# Why do larger black holes emit less Hawking Radiation than smaller black holes?

The Newtonian gravitational acceleration for an object of mass $M$ is given by the well known expression:

$$ a = \frac{GM}{r^2} \tag{1} $$

And the radius of the event horizon of a black hole is given by:

$$ r_s = \frac{2GM}{c^2} \tag{2} $$

Suppose we calculate the Newtonian gravitational acceleration at the event horizon. Let's not worry whether this is physically realistic for now, we'll just go ahead and do it anyway. If we rearrange equation (2) to get:

$$ GM = \frac{c^2r_s}{2} $$

then we can substitute for $GM$ in equation (1) to get:

$$ a(r_s) = \frac{c^2}{2r_s} \tag{3} $$

And what we find is that the gravitational acceleration at the event horizon is proportional to $1/r_s$ so smaller black holes have a higher surface acceleration than larger black holes. The temperature of the Hawking radiation is related to this surface acceleration. which makes intuitive sense. If the gravitational field is stronger you'd expect the Hawking radiation to be stronger. And that means:

Smaller black holes are hotter than larger black holes

To make this rigorous requires considerable work so I won't go into the details. We define a property called the surface gravity, $\kappa$, that is effectively the gravitational acceleration at the event horizon and we find for a static black hole this is given by:

$$ \kappa = \frac{1}{2r_s} \tag{4} $$

This is the proper general relativistic version of the Newtonian surface gravity I derived in equation (3). The Hawking temperature is then simply:

$$ T_H = \frac{\hbar c}{2\pi k_B} \kappa $$

So just as with our approximate calculation we find that the temperature is proportional to $1/r_s$ i.e. smaller black holes are hotter than larger black holes.

Here is an answer more based on thermodynamics. It all boils down to this: The entropy of a black hole is proportional to its surface area, but its mass = energy to the radius.

You can think of it in the following way: all states inside the black hole are the same to observers outside. Information about the interior is encoded on the surface because you can solve boundary value problems. So the larger the surface, the larger the entropy. This is far from a proof, but you can make this rigorous.
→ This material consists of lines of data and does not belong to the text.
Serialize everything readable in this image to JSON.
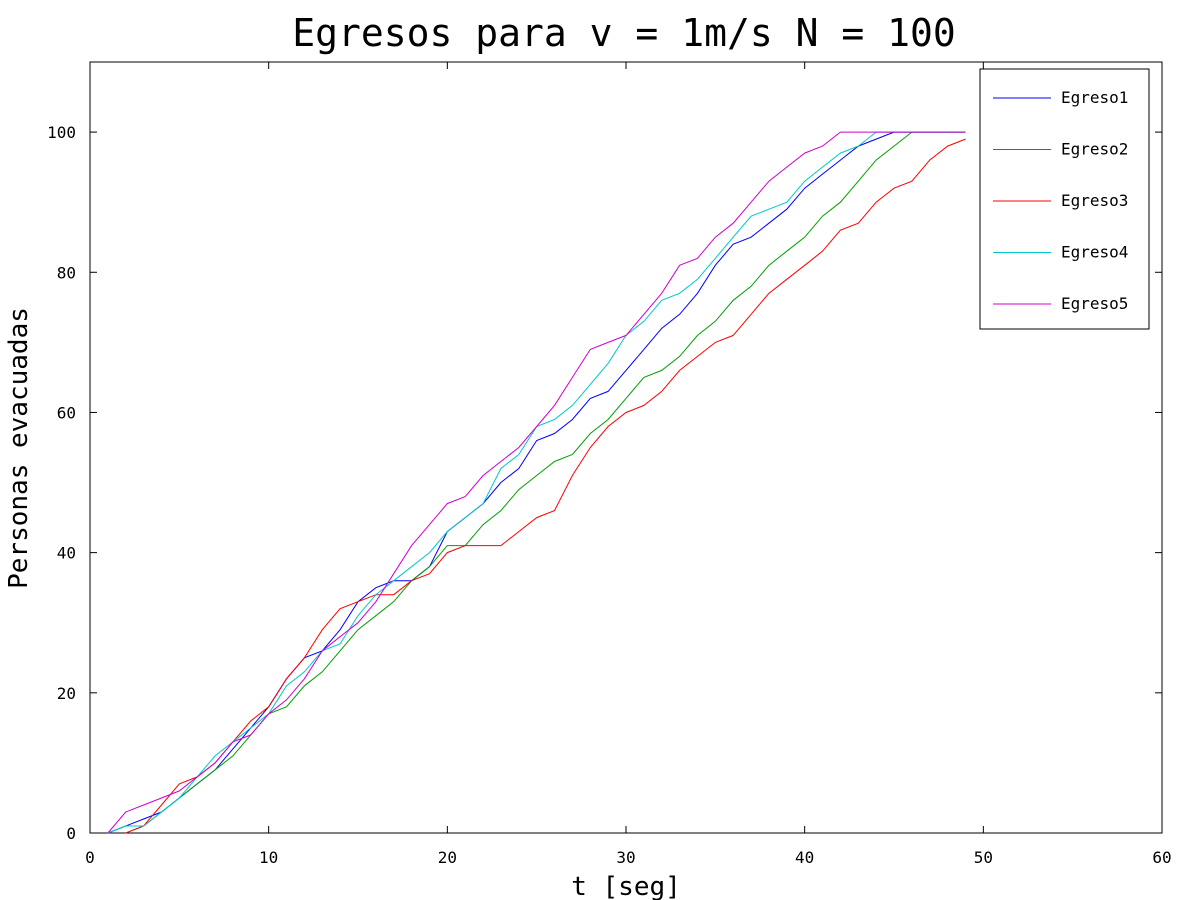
{
  "chart_data": {
    "type": "line",
    "title": "Egresos para v = 1m/s N = 100",
    "xlabel": "t [seg]",
    "ylabel": "Personas evacuadas",
    "xlim": [
      0,
      60
    ],
    "ylim": [
      0,
      110
    ],
    "xticks": [
      0,
      10,
      20,
      30,
      40,
      50,
      60
    ],
    "yticks": [
      0,
      20,
      40,
      60,
      80,
      100
    ],
    "grid": false,
    "legend_position": "top-right",
    "series": [
      {
        "name": "Egreso1",
        "color": "#0000ff",
        "x": [
          1,
          2,
          3,
          4,
          5,
          6,
          7,
          8,
          9,
          10,
          11,
          12,
          13,
          14,
          15,
          16,
          17,
          18,
          19,
          20,
          21,
          22,
          23,
          24,
          25,
          26,
          27,
          28,
          29,
          30,
          31,
          32,
          33,
          34,
          35,
          36,
          37,
          38,
          39,
          40,
          41,
          42,
          43,
          44,
          45,
          46,
          47,
          48,
          49
        ],
        "y": [
          0,
          1,
          2,
          3,
          5,
          7,
          9,
          12,
          15,
          18,
          22,
          25,
          26,
          29,
          33,
          35,
          36,
          36,
          38,
          43,
          45,
          47,
          50,
          52,
          56,
          57,
          59,
          62,
          63,
          66,
          69,
          72,
          74,
          77,
          81,
          84,
          85,
          87,
          89,
          92,
          94,
          96,
          98,
          99,
          100,
          100,
          100,
          100,
          100
        ]
      },
      {
        "name": "Egreso2",
        "color": "#00a000",
        "x": [
          2,
          3,
          4,
          5,
          6,
          7,
          8,
          9,
          10,
          11,
          12,
          13,
          14,
          15,
          16,
          17,
          18,
          19,
          20,
          21,
          22,
          23,
          24,
          25,
          26,
          27,
          28,
          29,
          30,
          31,
          32,
          33,
          34,
          35,
          36,
          37,
          38,
          39,
          40,
          41,
          42,
          43,
          44,
          45,
          46,
          47,
          48,
          49
        ],
        "y": [
          0,
          1,
          3,
          5,
          7,
          9,
          11,
          14,
          17,
          18,
          21,
          23,
          26,
          29,
          31,
          33,
          36,
          38,
          41,
          41,
          44,
          46,
          49,
          51,
          53,
          54,
          57,
          59,
          62,
          65,
          66,
          68,
          71,
          73,
          76,
          78,
          81,
          83,
          85,
          88,
          90,
          93,
          96,
          98,
          100,
          100,
          100,
          100
        ]
      },
      {
        "name": "Egreso3",
        "color": "#ff0000",
        "x": [
          2,
          3,
          4,
          5,
          6,
          7,
          8,
          9,
          10,
          11,
          12,
          13,
          14,
          15,
          16,
          17,
          18,
          19,
          20,
          21,
          22,
          23,
          24,
          25,
          26,
          27,
          28,
          29,
          30,
          31,
          32,
          33,
          34,
          35,
          36,
          37,
          38,
          39,
          40,
          41,
          42,
          43,
          44,
          45,
          46,
          47,
          48,
          49
        ],
        "y": [
          0,
          1,
          4,
          7,
          8,
          10,
          13,
          16,
          18,
          22,
          25,
          29,
          32,
          33,
          34,
          34,
          36,
          37,
          40,
          41,
          41,
          41,
          43,
          45,
          46,
          51,
          55,
          58,
          60,
          61,
          63,
          66,
          68,
          70,
          71,
          74,
          77,
          79,
          81,
          83,
          86,
          87,
          90,
          92,
          93,
          96,
          98,
          99
        ]
      },
      {
        "name": "Egreso4",
        "color": "#00c8c8",
        "x": [
          1,
          2,
          3,
          4,
          5,
          6,
          7,
          8,
          9,
          10,
          11,
          12,
          13,
          14,
          15,
          16,
          17,
          18,
          19,
          20,
          21,
          22,
          23,
          24,
          25,
          26,
          27,
          28,
          29,
          30,
          31,
          32,
          33,
          34,
          35,
          36,
          37,
          38,
          39,
          40,
          41,
          42,
          43,
          44,
          45,
          46,
          47,
          48,
          49
        ],
        "y": [
          0,
          1,
          1,
          3,
          5,
          8,
          11,
          13,
          15,
          17,
          21,
          23,
          26,
          27,
          31,
          34,
          36,
          38,
          40,
          43,
          45,
          47,
          52,
          54,
          58,
          59,
          61,
          64,
          67,
          71,
          73,
          76,
          77,
          79,
          82,
          85,
          88,
          89,
          90,
          93,
          95,
          97,
          98,
          100,
          100,
          100,
          100,
          100,
          100
        ]
      },
      {
        "name": "Egreso5",
        "color": "#d000d0",
        "x": [
          1,
          2,
          3,
          4,
          5,
          6,
          7,
          8,
          9,
          10,
          11,
          12,
          13,
          14,
          15,
          16,
          17,
          18,
          19,
          20,
          21,
          22,
          23,
          24,
          25,
          26,
          27,
          28,
          29,
          30,
          31,
          32,
          33,
          34,
          35,
          36,
          37,
          38,
          39,
          40,
          41,
          42,
          43,
          44,
          45,
          46,
          47,
          48,
          49
        ],
        "y": [
          0,
          3,
          4,
          5,
          6,
          8,
          10,
          13,
          14,
          17,
          19,
          22,
          26,
          28,
          30,
          33,
          37,
          41,
          44,
          47,
          48,
          51,
          53,
          55,
          58,
          61,
          65,
          69,
          70,
          71,
          74,
          77,
          81,
          82,
          85,
          87,
          90,
          93,
          95,
          97,
          98,
          100,
          100,
          100,
          100,
          100,
          100,
          100,
          100
        ]
      }
    ]
  }
}
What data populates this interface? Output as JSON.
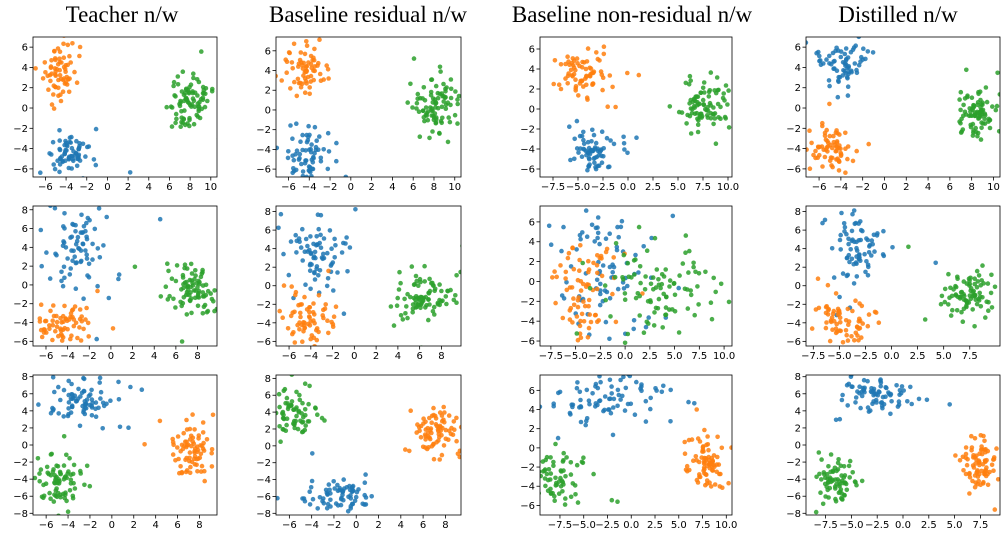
{
  "figure": {
    "column_titles": [
      "Teacher n/w",
      "Baseline residual n/w",
      "Baseline non-residual n/w",
      "Distilled n/w"
    ]
  },
  "colors": {
    "blue": "#1f77b4",
    "orange": "#ff7f0e",
    "green": "#2ca02c"
  },
  "chart_data": [
    {
      "type": "scatter",
      "row": 0,
      "col": 0,
      "xlim": [
        -7.2,
        10.6
      ],
      "ylim": [
        -6.8,
        7.0
      ],
      "xticks": [
        -6,
        -4,
        -2,
        0,
        2,
        4,
        6,
        8,
        10
      ],
      "yticks": [
        -6,
        -4,
        -2,
        0,
        2,
        4,
        6
      ],
      "xtick_labels": [
        "−6",
        "−4",
        "−2",
        "0",
        "2",
        "4",
        "6",
        "8",
        "10"
      ],
      "ytick_labels": [
        "−6",
        "−4",
        "−2",
        "0",
        "2",
        "4",
        "6"
      ],
      "clusters": [
        {
          "color": "orange",
          "cx": -4.8,
          "cy": 3.6,
          "sx": 0.9,
          "sy": 1.2,
          "n": 70
        },
        {
          "color": "blue",
          "cx": -3.8,
          "cy": -4.5,
          "sx": 1.0,
          "sy": 1.0,
          "n": 70
        },
        {
          "color": "green",
          "cx": 8.2,
          "cy": 0.5,
          "sx": 1.0,
          "sy": 1.3,
          "n": 90
        }
      ]
    },
    {
      "type": "scatter",
      "row": 0,
      "col": 1,
      "xlim": [
        -7.2,
        10.6
      ],
      "ylim": [
        -6.8,
        7.4
      ],
      "xticks": [
        -6,
        -4,
        -2,
        0,
        2,
        4,
        6,
        8,
        10
      ],
      "yticks": [
        -6,
        -4,
        -2,
        0,
        2,
        4,
        6
      ],
      "xtick_labels": [
        "−6",
        "−4",
        "−2",
        "0",
        "2",
        "4",
        "6",
        "8",
        "10"
      ],
      "ytick_labels": [
        "−6",
        "−4",
        "−2",
        "0",
        "2",
        "4",
        "6"
      ],
      "clusters": [
        {
          "color": "orange",
          "cx": -4.5,
          "cy": 4.0,
          "sx": 0.9,
          "sy": 1.3,
          "n": 70
        },
        {
          "color": "blue",
          "cx": -4.0,
          "cy": -4.5,
          "sx": 1.2,
          "sy": 1.1,
          "n": 70
        },
        {
          "color": "green",
          "cx": 8.0,
          "cy": 0.5,
          "sx": 1.1,
          "sy": 1.3,
          "n": 90
        }
      ]
    },
    {
      "type": "scatter",
      "row": 0,
      "col": 2,
      "xlim": [
        -8.8,
        10.4
      ],
      "ylim": [
        -6.8,
        7.2
      ],
      "xticks": [
        -7.5,
        -5.0,
        -2.5,
        0.0,
        2.5,
        5.0,
        7.5,
        10.0
      ],
      "yticks": [
        -6,
        -4,
        -2,
        0,
        2,
        4,
        6
      ],
      "xtick_labels": [
        "−7.5",
        "−5.0",
        "−2.5",
        "0.0",
        "2.5",
        "5.0",
        "7.5",
        "10.0"
      ],
      "ytick_labels": [
        "−6",
        "−4",
        "−2",
        "0",
        "2",
        "4",
        "6"
      ],
      "clusters": [
        {
          "color": "orange",
          "cx": -4.5,
          "cy": 3.5,
          "sx": 1.2,
          "sy": 1.4,
          "n": 75
        },
        {
          "color": "blue",
          "cx": -3.5,
          "cy": -4.0,
          "sx": 1.0,
          "sy": 1.0,
          "n": 70
        },
        {
          "color": "green",
          "cx": 7.5,
          "cy": 0.3,
          "sx": 1.2,
          "sy": 1.3,
          "n": 90
        }
      ]
    },
    {
      "type": "scatter",
      "row": 0,
      "col": 3,
      "xlim": [
        -7.2,
        10.6
      ],
      "ylim": [
        -6.8,
        7.0
      ],
      "xticks": [
        -6,
        -4,
        -2,
        0,
        2,
        4,
        6,
        8,
        10
      ],
      "yticks": [
        -6,
        -4,
        -2,
        0,
        2,
        4,
        6
      ],
      "xtick_labels": [
        "−6",
        "−4",
        "−2",
        "0",
        "2",
        "4",
        "6",
        "8",
        "10"
      ],
      "ytick_labels": [
        "−6",
        "−4",
        "−2",
        "0",
        "2",
        "4",
        "6"
      ],
      "clusters": [
        {
          "color": "blue",
          "cx": -3.8,
          "cy": 4.5,
          "sx": 1.0,
          "sy": 1.2,
          "n": 70
        },
        {
          "color": "orange",
          "cx": -4.8,
          "cy": -4.0,
          "sx": 1.0,
          "sy": 1.2,
          "n": 70
        },
        {
          "color": "green",
          "cx": 8.5,
          "cy": -0.5,
          "sx": 1.0,
          "sy": 1.2,
          "n": 90
        }
      ]
    },
    {
      "type": "scatter",
      "row": 1,
      "col": 0,
      "xlim": [
        -7.2,
        9.8
      ],
      "ylim": [
        -6.5,
        8.4
      ],
      "xticks": [
        -6,
        -4,
        -2,
        0,
        2,
        4,
        6,
        8
      ],
      "yticks": [
        -6,
        -4,
        -2,
        0,
        2,
        4,
        6,
        8
      ],
      "xtick_labels": [
        "−6",
        "−4",
        "−2",
        "0",
        "2",
        "4",
        "6",
        "8"
      ],
      "ytick_labels": [
        "−6",
        "−4",
        "−2",
        "0",
        "2",
        "4",
        "6",
        "8"
      ],
      "clusters": [
        {
          "color": "blue",
          "cx": -3.2,
          "cy": 4.0,
          "sx": 1.5,
          "sy": 2.0,
          "n": 80
        },
        {
          "color": "orange",
          "cx": -4.5,
          "cy": -4.0,
          "sx": 1.2,
          "sy": 1.2,
          "n": 70
        },
        {
          "color": "green",
          "cx": 7.5,
          "cy": -0.6,
          "sx": 1.2,
          "sy": 1.3,
          "n": 90
        }
      ]
    },
    {
      "type": "scatter",
      "row": 1,
      "col": 1,
      "xlim": [
        -7.2,
        9.8
      ],
      "ylim": [
        -6.5,
        8.6
      ],
      "xticks": [
        -6,
        -4,
        -2,
        0,
        2,
        4,
        6,
        8
      ],
      "yticks": [
        -6,
        -4,
        -2,
        0,
        2,
        4,
        6,
        8
      ],
      "xtick_labels": [
        "−6",
        "−4",
        "−2",
        "0",
        "2",
        "4",
        "6",
        "8"
      ],
      "ytick_labels": [
        "−6",
        "−4",
        "−2",
        "0",
        "2",
        "4",
        "6",
        "8"
      ],
      "clusters": [
        {
          "color": "blue",
          "cx": -3.0,
          "cy": 3.8,
          "sx": 1.6,
          "sy": 2.0,
          "n": 80
        },
        {
          "color": "orange",
          "cx": -4.2,
          "cy": -3.8,
          "sx": 1.3,
          "sy": 1.3,
          "n": 70
        },
        {
          "color": "green",
          "cx": 6.5,
          "cy": -0.8,
          "sx": 1.2,
          "sy": 1.3,
          "n": 90
        }
      ]
    },
    {
      "type": "scatter",
      "row": 1,
      "col": 2,
      "xlim": [
        -8.6,
        10.8
      ],
      "ylim": [
        -6.5,
        7.6
      ],
      "xticks": [
        -7.5,
        -5.0,
        -2.5,
        0.0,
        2.5,
        5.0,
        7.5,
        10.0
      ],
      "yticks": [
        -6,
        -4,
        -2,
        0,
        2,
        4,
        6
      ],
      "xtick_labels": [
        "−7.5",
        "−5.0",
        "−2.5",
        "0.0",
        "2.5",
        "5.0",
        "7.5",
        "10.0"
      ],
      "ytick_labels": [
        "−6",
        "−4",
        "−2",
        "0",
        "2",
        "4",
        "6"
      ],
      "clusters": [
        {
          "color": "blue",
          "cx": -1.5,
          "cy": 0.5,
          "sx": 3.0,
          "sy": 3.2,
          "n": 90
        },
        {
          "color": "orange",
          "cx": -4.0,
          "cy": -1.0,
          "sx": 1.8,
          "sy": 2.5,
          "n": 80
        },
        {
          "color": "green",
          "cx": 4.0,
          "cy": -0.5,
          "sx": 3.0,
          "sy": 2.2,
          "n": 100
        }
      ]
    },
    {
      "type": "scatter",
      "row": 1,
      "col": 3,
      "xlim": [
        -8.2,
        10.4
      ],
      "ylim": [
        -6.5,
        8.6
      ],
      "xticks": [
        -7.5,
        -5.0,
        -2.5,
        0.0,
        2.5,
        5.0,
        7.5
      ],
      "yticks": [
        -6,
        -4,
        -2,
        0,
        2,
        4,
        6,
        8
      ],
      "xtick_labels": [
        "−7.5",
        "−5.0",
        "−2.5",
        "0.0",
        "2.5",
        "5.0",
        "7.5"
      ],
      "ytick_labels": [
        "−6",
        "−4",
        "−2",
        "0",
        "2",
        "4",
        "6",
        "8"
      ],
      "clusters": [
        {
          "color": "blue",
          "cx": -3.5,
          "cy": 4.0,
          "sx": 1.4,
          "sy": 2.0,
          "n": 80
        },
        {
          "color": "orange",
          "cx": -4.5,
          "cy": -3.8,
          "sx": 1.2,
          "sy": 1.3,
          "n": 70
        },
        {
          "color": "green",
          "cx": 7.5,
          "cy": -0.6,
          "sx": 1.3,
          "sy": 1.2,
          "n": 90
        }
      ]
    },
    {
      "type": "scatter",
      "row": 2,
      "col": 0,
      "xlim": [
        -7.2,
        9.6
      ],
      "ylim": [
        -8.2,
        8.2
      ],
      "xticks": [
        -6,
        -4,
        -2,
        0,
        2,
        4,
        6,
        8
      ],
      "yticks": [
        -8,
        -6,
        -4,
        -2,
        0,
        2,
        4,
        6,
        8
      ],
      "xtick_labels": [
        "−6",
        "−4",
        "−2",
        "0",
        "2",
        "4",
        "6",
        "8"
      ],
      "ytick_labels": [
        "−8",
        "−6",
        "−4",
        "−2",
        "0",
        "2",
        "4",
        "6",
        "8"
      ],
      "clusters": [
        {
          "color": "blue",
          "cx": -3.0,
          "cy": 5.5,
          "sx": 1.6,
          "sy": 1.2,
          "n": 80
        },
        {
          "color": "green",
          "cx": -4.8,
          "cy": -4.5,
          "sx": 1.1,
          "sy": 1.4,
          "n": 80
        },
        {
          "color": "orange",
          "cx": 7.5,
          "cy": -0.5,
          "sx": 1.0,
          "sy": 1.5,
          "n": 80
        }
      ]
    },
    {
      "type": "scatter",
      "row": 2,
      "col": 1,
      "xlim": [
        -7.2,
        9.4
      ],
      "ylim": [
        -8.2,
        8.4
      ],
      "xticks": [
        -6,
        -4,
        -2,
        0,
        2,
        4,
        6,
        8
      ],
      "yticks": [
        -8,
        -6,
        -4,
        -2,
        0,
        2,
        4,
        6,
        8
      ],
      "xtick_labels": [
        "−6",
        "−4",
        "−2",
        "0",
        "2",
        "4",
        "6",
        "8"
      ],
      "ytick_labels": [
        "−8",
        "−6",
        "−4",
        "−2",
        "0",
        "2",
        "4",
        "6",
        "8"
      ],
      "clusters": [
        {
          "color": "green",
          "cx": -5.5,
          "cy": 4.0,
          "sx": 1.0,
          "sy": 1.5,
          "n": 75
        },
        {
          "color": "blue",
          "cx": -1.5,
          "cy": -6.0,
          "sx": 1.6,
          "sy": 0.9,
          "n": 75
        },
        {
          "color": "orange",
          "cx": 7.2,
          "cy": 2.0,
          "sx": 1.0,
          "sy": 1.6,
          "n": 80
        }
      ]
    },
    {
      "type": "scatter",
      "row": 2,
      "col": 2,
      "xlim": [
        -9.6,
        10.6
      ],
      "ylim": [
        -7.0,
        7.6
      ],
      "xticks": [
        -7.5,
        -5.0,
        -2.5,
        0.0,
        2.5,
        5.0,
        7.5,
        10.0
      ],
      "yticks": [
        -6,
        -4,
        -2,
        0,
        2,
        4,
        6
      ],
      "xtick_labels": [
        "−7.5",
        "−5.0",
        "−2.5",
        "0.0",
        "2.5",
        "5.0",
        "7.5",
        "10.0"
      ],
      "ytick_labels": [
        "−6",
        "−4",
        "−2",
        "0",
        "2",
        "4",
        "6"
      ],
      "clusters": [
        {
          "color": "blue",
          "cx": -2.5,
          "cy": 5.0,
          "sx": 3.0,
          "sy": 1.4,
          "n": 90
        },
        {
          "color": "green",
          "cx": -7.5,
          "cy": -3.0,
          "sx": 1.3,
          "sy": 1.6,
          "n": 70
        },
        {
          "color": "orange",
          "cx": 8.0,
          "cy": -1.5,
          "sx": 1.0,
          "sy": 1.6,
          "n": 80
        }
      ]
    },
    {
      "type": "scatter",
      "row": 2,
      "col": 3,
      "xlim": [
        -9.4,
        9.4
      ],
      "ylim": [
        -8.2,
        8.2
      ],
      "xticks": [
        -7.5,
        -5.0,
        -2.5,
        0.0,
        2.5,
        5.0,
        7.5
      ],
      "yticks": [
        -8,
        -6,
        -4,
        -2,
        0,
        2,
        4,
        6,
        8
      ],
      "xtick_labels": [
        "−7.5",
        "−5.0",
        "−2.5",
        "0.0",
        "2.5",
        "5.0",
        "7.5"
      ],
      "ytick_labels": [
        "−8",
        "−6",
        "−4",
        "−2",
        "0",
        "2",
        "4",
        "6",
        "8"
      ],
      "clusters": [
        {
          "color": "blue",
          "cx": -2.5,
          "cy": 6.0,
          "sx": 1.6,
          "sy": 1.0,
          "n": 80
        },
        {
          "color": "green",
          "cx": -6.5,
          "cy": -4.5,
          "sx": 0.9,
          "sy": 1.3,
          "n": 75
        },
        {
          "color": "orange",
          "cx": 7.5,
          "cy": -2.0,
          "sx": 0.9,
          "sy": 1.5,
          "n": 80
        }
      ]
    }
  ]
}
Now, what are heat and temperature? Heat is the spontaneous transfer of energy, without work being done. The second law of thermodynamics says that entropy can never decrease. Since energy is conserved, for two systems in equilibrium, $$\frac{\Delta S_1}{\Delta U} = \frac{\Delta S_2}{\Delta U}$$
that is, the the change in the entropy $S_1$ of system 1 due to changing its energy by $\Delta U$ is equal to the change in entropy $S_2$ of system 2 due to changing its energy by the same amount. Hence we define $$\beta = \frac{\partial S}{\partial U}$$
and you can realize that $\beta = 1/T$ where $T$ is the *temperature*. (Heat flows from low $\beta$ to high $\beta$, but from high $T$ to low $T$.)

From general relativity, we have that the mass $M$ and radius $r$ of a black hole are proportional, $r = 2GM/c^2$. If we take the energy to be $U = E = Mc^2$, then $U \propto r$, so $S \propto U^{2}$ which gives $\beta \propto U $ or $T \propto 1/r \propto 1/M$. Thus, a smaller black hole is hotter, and consequently radiates more.

If we invert the relation between entropy and energy, we get $U \propto \sqrt S$. Plot $\sqrt S$. It is very steep for small $S$, and quite flat for large $S$. That means for small black holes, the Hawking radiation only needs to have a little entropy, even if the intensity is large, for the process to be allowed by thermodynamics.